You can use the Ansoff matrix in a variety of different contexts, including:
· Strategic management
· Portfolio planning
· Business development
Example: Ansoff's matrix, or Ansoff's product/market expansion grid, is a tool for marketing. It's used to plot out a strategy for the growth of a business through either product development, market development, market penetration, or diversification.
Nike makes raincoats that are specifically designed for use in the rain. Their current market is a suburban population with enough money in their pockets to afford raincoats. The company wants to expand into other markets so it can increase its profits, but they're not sure how to go about it. They decide to use Ansoff's matrix to plot out their options and make an informed decision about how to proceed.

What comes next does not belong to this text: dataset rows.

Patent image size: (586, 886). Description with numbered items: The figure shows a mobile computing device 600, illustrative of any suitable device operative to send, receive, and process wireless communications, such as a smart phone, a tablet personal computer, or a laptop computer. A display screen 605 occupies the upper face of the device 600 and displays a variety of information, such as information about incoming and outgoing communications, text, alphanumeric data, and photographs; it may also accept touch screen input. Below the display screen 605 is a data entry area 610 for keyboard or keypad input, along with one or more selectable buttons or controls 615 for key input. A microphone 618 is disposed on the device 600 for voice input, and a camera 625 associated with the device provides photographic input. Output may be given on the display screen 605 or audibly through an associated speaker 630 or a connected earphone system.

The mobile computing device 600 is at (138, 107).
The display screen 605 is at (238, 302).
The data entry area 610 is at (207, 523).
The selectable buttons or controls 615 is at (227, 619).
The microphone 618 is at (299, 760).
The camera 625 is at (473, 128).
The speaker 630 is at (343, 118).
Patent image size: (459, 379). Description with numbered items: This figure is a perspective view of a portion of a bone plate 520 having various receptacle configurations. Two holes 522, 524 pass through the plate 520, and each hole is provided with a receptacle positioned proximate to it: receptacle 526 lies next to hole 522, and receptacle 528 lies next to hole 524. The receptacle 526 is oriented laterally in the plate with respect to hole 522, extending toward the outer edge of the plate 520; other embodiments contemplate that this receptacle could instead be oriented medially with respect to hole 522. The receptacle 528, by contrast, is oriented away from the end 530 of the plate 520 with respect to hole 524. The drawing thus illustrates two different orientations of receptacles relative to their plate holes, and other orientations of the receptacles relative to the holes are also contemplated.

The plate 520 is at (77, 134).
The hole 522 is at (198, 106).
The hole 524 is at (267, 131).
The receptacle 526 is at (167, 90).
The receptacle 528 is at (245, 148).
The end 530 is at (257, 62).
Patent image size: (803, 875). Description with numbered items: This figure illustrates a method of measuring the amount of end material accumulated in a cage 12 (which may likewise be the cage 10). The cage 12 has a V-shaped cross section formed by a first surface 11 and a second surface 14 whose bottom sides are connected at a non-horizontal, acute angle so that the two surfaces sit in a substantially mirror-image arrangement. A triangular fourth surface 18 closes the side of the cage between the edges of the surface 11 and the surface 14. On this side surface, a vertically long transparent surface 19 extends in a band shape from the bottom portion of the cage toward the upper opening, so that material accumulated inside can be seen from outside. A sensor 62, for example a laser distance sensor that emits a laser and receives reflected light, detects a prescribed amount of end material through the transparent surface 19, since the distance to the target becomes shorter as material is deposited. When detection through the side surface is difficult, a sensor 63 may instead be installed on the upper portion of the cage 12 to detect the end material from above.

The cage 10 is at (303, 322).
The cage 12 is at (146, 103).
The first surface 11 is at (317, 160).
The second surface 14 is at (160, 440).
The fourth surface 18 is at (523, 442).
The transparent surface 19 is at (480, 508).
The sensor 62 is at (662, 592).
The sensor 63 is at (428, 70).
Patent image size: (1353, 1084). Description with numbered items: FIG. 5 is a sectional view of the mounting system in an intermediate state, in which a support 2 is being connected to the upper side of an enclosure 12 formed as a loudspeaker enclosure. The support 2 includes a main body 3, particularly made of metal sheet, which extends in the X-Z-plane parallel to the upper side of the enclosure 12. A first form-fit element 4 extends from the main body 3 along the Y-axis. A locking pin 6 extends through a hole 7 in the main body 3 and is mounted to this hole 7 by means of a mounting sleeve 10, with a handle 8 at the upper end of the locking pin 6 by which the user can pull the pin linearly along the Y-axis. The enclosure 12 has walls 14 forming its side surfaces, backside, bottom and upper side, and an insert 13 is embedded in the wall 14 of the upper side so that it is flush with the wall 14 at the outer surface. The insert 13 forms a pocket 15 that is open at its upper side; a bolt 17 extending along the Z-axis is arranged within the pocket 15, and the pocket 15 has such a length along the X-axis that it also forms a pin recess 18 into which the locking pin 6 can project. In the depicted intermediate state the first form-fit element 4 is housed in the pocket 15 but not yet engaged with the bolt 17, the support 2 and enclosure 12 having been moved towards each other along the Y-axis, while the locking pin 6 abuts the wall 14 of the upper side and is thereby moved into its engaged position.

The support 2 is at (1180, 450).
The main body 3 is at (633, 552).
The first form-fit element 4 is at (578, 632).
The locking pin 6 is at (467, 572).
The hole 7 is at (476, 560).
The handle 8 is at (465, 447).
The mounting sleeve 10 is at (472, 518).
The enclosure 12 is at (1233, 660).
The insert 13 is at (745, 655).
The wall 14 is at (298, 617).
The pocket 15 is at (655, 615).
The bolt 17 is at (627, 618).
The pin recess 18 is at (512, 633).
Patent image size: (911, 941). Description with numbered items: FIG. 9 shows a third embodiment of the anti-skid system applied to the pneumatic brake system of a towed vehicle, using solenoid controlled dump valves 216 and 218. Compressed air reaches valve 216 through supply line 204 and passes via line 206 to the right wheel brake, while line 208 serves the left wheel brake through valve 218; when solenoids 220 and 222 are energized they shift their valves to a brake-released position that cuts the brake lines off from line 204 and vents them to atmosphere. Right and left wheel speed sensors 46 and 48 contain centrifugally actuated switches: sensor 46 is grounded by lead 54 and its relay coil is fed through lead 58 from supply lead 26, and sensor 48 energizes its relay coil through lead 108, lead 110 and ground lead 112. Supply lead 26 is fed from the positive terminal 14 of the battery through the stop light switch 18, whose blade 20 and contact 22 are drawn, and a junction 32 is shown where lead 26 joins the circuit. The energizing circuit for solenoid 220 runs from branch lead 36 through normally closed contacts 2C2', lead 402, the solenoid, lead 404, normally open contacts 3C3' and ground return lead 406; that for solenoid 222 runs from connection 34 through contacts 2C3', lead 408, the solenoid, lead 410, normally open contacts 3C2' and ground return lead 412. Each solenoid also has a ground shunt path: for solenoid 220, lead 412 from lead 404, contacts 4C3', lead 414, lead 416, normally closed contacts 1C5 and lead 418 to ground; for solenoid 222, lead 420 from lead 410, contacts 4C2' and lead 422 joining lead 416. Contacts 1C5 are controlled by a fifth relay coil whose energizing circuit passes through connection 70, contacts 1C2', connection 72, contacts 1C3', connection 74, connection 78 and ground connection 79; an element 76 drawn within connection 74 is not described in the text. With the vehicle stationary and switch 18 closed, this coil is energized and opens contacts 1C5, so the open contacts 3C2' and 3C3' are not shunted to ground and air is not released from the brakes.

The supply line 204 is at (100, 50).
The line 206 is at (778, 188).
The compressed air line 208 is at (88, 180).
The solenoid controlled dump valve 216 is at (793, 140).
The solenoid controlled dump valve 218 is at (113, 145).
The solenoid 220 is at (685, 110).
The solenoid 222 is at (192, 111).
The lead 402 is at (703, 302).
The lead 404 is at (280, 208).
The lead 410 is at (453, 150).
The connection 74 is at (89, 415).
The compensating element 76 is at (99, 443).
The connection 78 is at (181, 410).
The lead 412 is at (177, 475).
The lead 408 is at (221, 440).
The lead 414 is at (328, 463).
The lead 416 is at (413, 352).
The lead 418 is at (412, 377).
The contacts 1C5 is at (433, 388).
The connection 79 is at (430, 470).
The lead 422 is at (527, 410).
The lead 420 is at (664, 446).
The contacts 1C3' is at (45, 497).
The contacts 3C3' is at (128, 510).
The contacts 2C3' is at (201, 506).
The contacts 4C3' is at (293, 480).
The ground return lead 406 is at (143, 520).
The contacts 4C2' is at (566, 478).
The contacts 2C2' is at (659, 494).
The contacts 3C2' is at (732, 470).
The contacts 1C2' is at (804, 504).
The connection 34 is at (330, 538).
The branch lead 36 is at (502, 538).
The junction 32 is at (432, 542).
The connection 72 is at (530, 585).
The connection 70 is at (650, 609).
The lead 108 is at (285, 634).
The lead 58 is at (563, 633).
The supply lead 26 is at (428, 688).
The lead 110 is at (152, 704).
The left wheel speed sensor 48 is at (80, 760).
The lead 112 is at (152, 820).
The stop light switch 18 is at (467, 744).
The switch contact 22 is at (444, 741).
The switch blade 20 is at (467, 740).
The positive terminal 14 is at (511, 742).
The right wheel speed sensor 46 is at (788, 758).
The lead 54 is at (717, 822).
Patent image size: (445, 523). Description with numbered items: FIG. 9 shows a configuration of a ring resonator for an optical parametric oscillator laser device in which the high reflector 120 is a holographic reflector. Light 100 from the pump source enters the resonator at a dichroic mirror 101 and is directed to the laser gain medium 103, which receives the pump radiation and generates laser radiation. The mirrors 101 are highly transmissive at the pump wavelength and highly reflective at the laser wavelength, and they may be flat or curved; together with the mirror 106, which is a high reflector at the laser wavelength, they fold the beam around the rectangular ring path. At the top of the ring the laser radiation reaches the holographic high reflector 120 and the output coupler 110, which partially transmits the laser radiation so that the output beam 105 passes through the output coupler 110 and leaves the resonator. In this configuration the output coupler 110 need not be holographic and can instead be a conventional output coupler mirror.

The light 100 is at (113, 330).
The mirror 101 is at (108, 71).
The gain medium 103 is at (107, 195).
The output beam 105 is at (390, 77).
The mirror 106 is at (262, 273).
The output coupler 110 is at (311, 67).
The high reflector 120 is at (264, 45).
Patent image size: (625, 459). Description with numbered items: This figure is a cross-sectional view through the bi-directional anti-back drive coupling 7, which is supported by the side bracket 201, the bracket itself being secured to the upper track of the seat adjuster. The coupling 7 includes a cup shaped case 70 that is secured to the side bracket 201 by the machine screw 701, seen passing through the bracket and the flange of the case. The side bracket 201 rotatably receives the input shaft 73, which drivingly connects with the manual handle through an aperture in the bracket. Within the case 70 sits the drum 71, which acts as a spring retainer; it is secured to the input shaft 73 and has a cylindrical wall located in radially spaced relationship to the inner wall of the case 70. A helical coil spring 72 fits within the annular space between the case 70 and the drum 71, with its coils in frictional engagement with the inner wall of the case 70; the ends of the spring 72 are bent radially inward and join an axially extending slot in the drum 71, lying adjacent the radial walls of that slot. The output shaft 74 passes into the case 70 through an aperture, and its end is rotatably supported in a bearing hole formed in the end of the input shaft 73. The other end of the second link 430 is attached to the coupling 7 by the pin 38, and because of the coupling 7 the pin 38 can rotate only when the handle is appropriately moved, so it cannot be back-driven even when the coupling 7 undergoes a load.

In the top right section of Ansoff's matrix, we find market development: expanding the company into new markets while keeping its current products. This would involve looking around at other people who might want access to quality raincoats and then targeting those people with their marketing strategies. For Nike, this could mean expanding sales in rural areas where there might be more rain than in suburban areas. They will have to come up with proper marketing, strategic management, and business development ideas to reach a larger customer base. Ansoff’s matrix will guide them on the number of stores they should open, the team required to run it, and the fund required for advertising their products.
How to prepare Ansoff’s matrix in 4 steps?
1. To prepare the matrix, start by listing out all the products in your product line (or if you don't have a product line yet, list out all the products you're considering).
2. Then, create two columns: one for market penetration and one for market development. List all the markets your company currently serves under "market penetration."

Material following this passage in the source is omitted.